I don’t know whether supermarkets don’t realise how overwhelming they are or whether they just don’t care. I don’t have anyone to go with me, so have got into a routine of doing a monthly big shop online and just topping up with fresh stuff at a small supermarket when it’s quiet.
Hate people trying to talk to me or push their loyalty cards. Or, worse, commenting on what I am buying. Headphones help...
I'm not always good at doing this in practice (and don't leave the house much anyway), but I'm trying to develop a repertoire of reassuring, polite Fuck Offs for similar purposes.
Your "Sorry I can't hear very well" was perfect.
Followed by, for
the hard of thinking those who still try to chat, with:
<big smile> "Sorry, won't try to chat over this noise." <turn away and stare at interesting bogey on child at next till, don't respond to further chatter. If really necessary, repeat smile>
I know it feels rude. But they're clearly not respecting what you said, and the smile takes the sting out of it.
I’d say they (supermarkets) just don’t realise how overwhelming they are, as most of the population aren’t affected by sensory problems etc.
People who work in retail are also told by their management to chat to customers, even though a lot of people dislike it. (Not necessarily due to ASD or similar just that they want to get on with their shopping). Either tell them politely that you’re fine, or just ignore them. Rude it may seem, but if they keep trying to talk to you when you clearly don’t want to, they’re the one being rude.
Online shopping can be useful if the sensory issues are the main problem, plus you won’t have to talk to a checkout person.
I wear headphones every second I'm out of the house on my own. Not always listening to anything (although having something familiar playing really helps me) but people don't try to talk to you if they see you're plugged in. I can't bear talking to anyone unless absolutely necessary.
It happened again yesterday and ended up with me and dh falling out over my inability to cope with going through the checkout. The checkout person was over exited and kept talking and talking to the customers in front. Then, they swapped operators and the next one was trying to talk to me and dh. These people were as high as kites, what the hell are Sainsbury's putting in the staff coffee machines?
I went home and went into bed for an hour then went into shutdown for the rest of the day.
I'll order some headphones I think.
Can you take a trolley full through the self service?
Depends on the supermarket. My local Asda and Sainsbury's have trolley self checkouts. Tesco doesn't although all three of them now have the scanners that you use as you walk round so I mostly use those. Think I've been to an actual person checkout about three times in the last five years.
I think it's sometimes the case that the very chatty checkout operators have some special needs themselves and aren't always able to pick up the cues that customers don't want to talk.
The staff at the building society have also obviously been told to "engage" with the customer and usually ask cheerfully "have you got anything planned for the rest of the day/over the weekend?"

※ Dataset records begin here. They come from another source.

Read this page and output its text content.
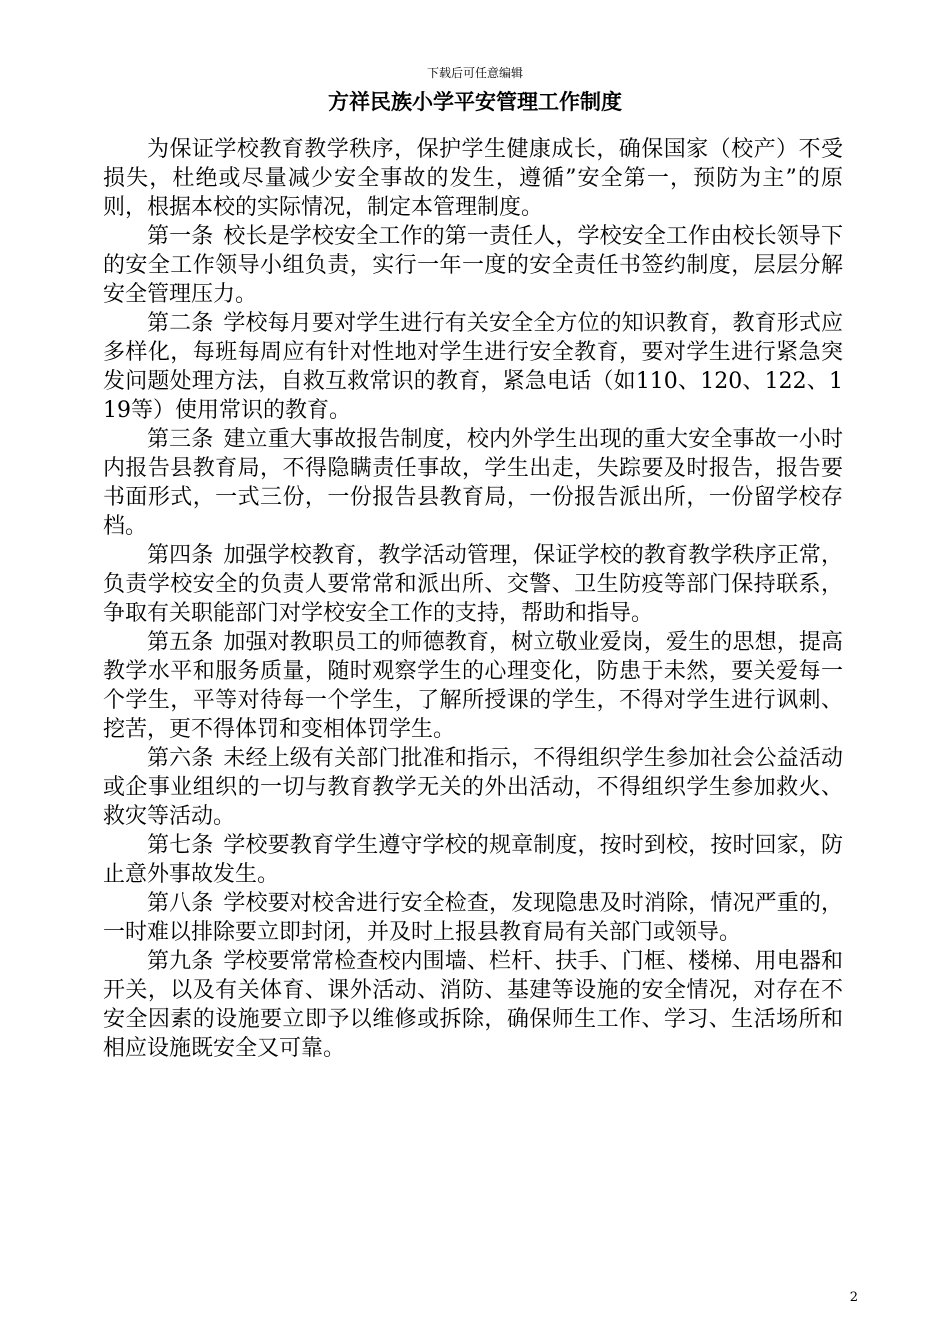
下载后可任意编辑
方祥民族小学平安管理工作制度

为保证学校教育教学秩序，保护学生健康成长，确保国家（校产）不受损失，杜绝或尽量减少安全事故的发生，遵循”安全第一，预防为主”的原则，根据本校的实际情况，制定本管理制度。

第一条 校长是学校安全工作的第一责任人，学校安全工作由校长领导下的安全工作领导小组负责，实行一年一度的安全责任书签约制度，层层分解安全管理压力。

第二条 学校每月要对学生进行有关安全全方位的知识教育，教育形式应多样化，每班每周应有针对性地对学生进行安全教育，要对学生进行紧急突发问题处理方法，自救互救常识的教育，紧急电话（如110、120、122、119等）使用常识的教育。

第三条 建立重大事故报告制度，校内外学生出现的重大安全事故一小时内报告县教育局，不得隐瞒责任事故，学生出走，失踪要及时报告，报告要书面形式，一式三份，一份报告县教育局，一份报告派出所，一份留学校存档。

第四条 加强学校教育，教学活动管理，保证学校的教育教学秩序正常，负责学校安全的负责人要常常和派出所、交警、卫生防疫等部门保持联系，争取有关职能部门对学校安全工作的支持，帮助和指导。

第五条 加强对教职员工的师德教育，树立敬业爱岗，爱生的思想，提高教学水平和服务质量，随时观察学生的心理变化，防患于未然，要关爱每一个学生，平等对待每一个学生，了解所授课的学生，不得对学生进行讽刺、挖苦，更不得体罚和变相体罚学生。

第六条 未经上级有关部门批准和指示，不得组织学生参加社会公益活动或企事业组织的一切与教育教学无关的外出活动，不得组织学生参加救火、救灾等活动。

第七条 学校要教育学生遵守学校的规章制度，按时到校，按时回家，防止意外事故发生。

第八条 学校要对校舍进行安全检查，发现隐患及时消除，情况严重的，一时难以排除要立即封闭，并及时上报县教育局有关部门或领导。

第九条 学校要常常检查校内围墙、栏杆、扶手、门框、楼梯、用电器和开关，以及有关体育、课外活动、消防、基建等设施的安全情况，对存在不安全因素的设施要立即予以维修或拆除，确保师生工作、学习、生活场所和相应设施既安全又可靠。

2
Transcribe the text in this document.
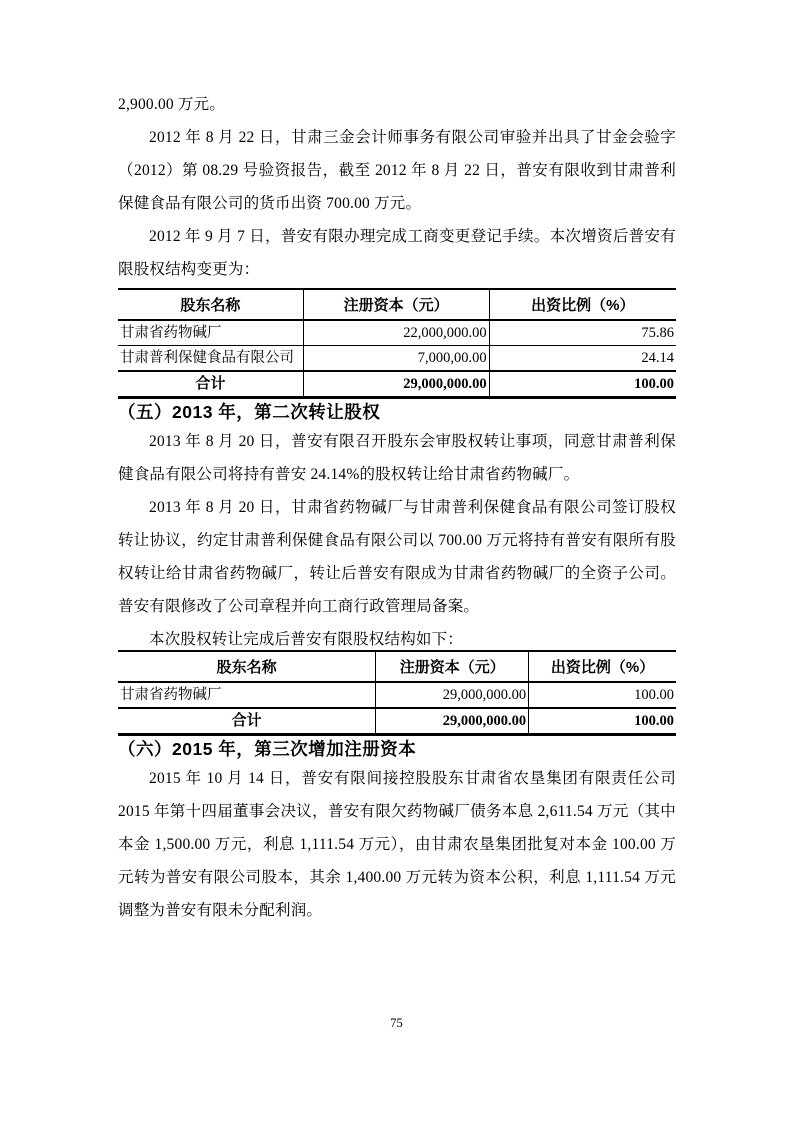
2,900.00 万元。

2012 年 8 月 22 日，甘肃三金会计师事务有限公司审验并出具了甘金会验字（2012）第 08.29 号验资报告，截至 2012 年 8 月 22 日，普安有限收到甘肃普利保健食品有限公司的货币出资 700.00 万元。

2012 年 9 月 7 日，普安有限办理完成工商变更登记手续。本次增资后普安有限股权结构变更为：

股东名称	注册资本（元）	出资比例（%）
甘肃省药物碱厂	22,000,000.00	75.86
甘肃普利保健食品有限公司	7,000,00.00	24.14
合计	29,000,000.00	100.00
（五）2013 年，第二次转让股权

2013 年 8 月 20 日，普安有限召开股东会审股权转让事项，同意甘肃普利保健食品有限公司将持有普安 24.14%的股权转让给甘肃省药物碱厂。

2013 年 8 月 20 日，甘肃省药物碱厂与甘肃普利保健食品有限公司签订股权转让协议，约定甘肃普利保健食品有限公司以 700.00 万元将持有普安有限所有股权转让给甘肃省药物碱厂，转让后普安有限成为甘肃省药物碱厂的全资子公司。普安有限修改了公司章程并向工商行政管理局备案。

本次股权转让完成后普安有限股权结构如下：

股东名称	注册资本（元）	出资比例（%）
甘肃省药物碱厂	29,000,000.00	100.00
合计	29,000,000.00	100.00
（六）2015 年，第三次增加注册资本

2015 年 10 月 14 日，普安有限间接控股股东甘肃省农垦集团有限责任公司 2015 年第十四届董事会决议，普安有限欠药物碱厂债务本息 2,611.54 万元（其中本金 1,500.00 万元，利息 1,111.54 万元），由甘肃农垦集团批复对本金 100.00 万元转为普安有限公司股本，其余 1,400.00 万元转为资本公积，利息 1,111.54 万元调整为普安有限未分配利润。

75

I find that so difficult even though I should be able to prepare for it. Can't really say I just want to get back home to peace and quiet.
I feel your pain OP.
This is one reason why I do online grocery shopping. I couldn't stand the chatter. I also carry some stickman communications cards with me for just in case.
I now go through the self service checkout. I've been okay for two weeks and feel better. No small talk. Packing can be tricky, but I just take my time. I'm going to do a main online shop for xmas, then just top up quickly at a quiet store.
would dh fall out with you if you could not get out af a wheelchair to go through checkout?
or if you were blind and could not read the prices on the shelves.
etc, etc, etc,
he is being a twat.
After years of struggling with supermarkets, I have started doing my shopping online using a subscribe and save. It’s made a huge difference to my ability to cope. I have a list of my regular items, DH and I meal plan together, I get him to remind me of anything I might have forgotten. So, so much better. Staff are trained to make conversation. In some shops they fail their mystery customer assessments if they don’t. But if you’re in a store, you can always say like you did ‘I can’t hear very well’ but I’d add in ‘So forgive me but I can’t chat, I’d just like to pack my shopping quietly thank you’. It’s not offensive but it makes it clear that you won’t engage with the chatter.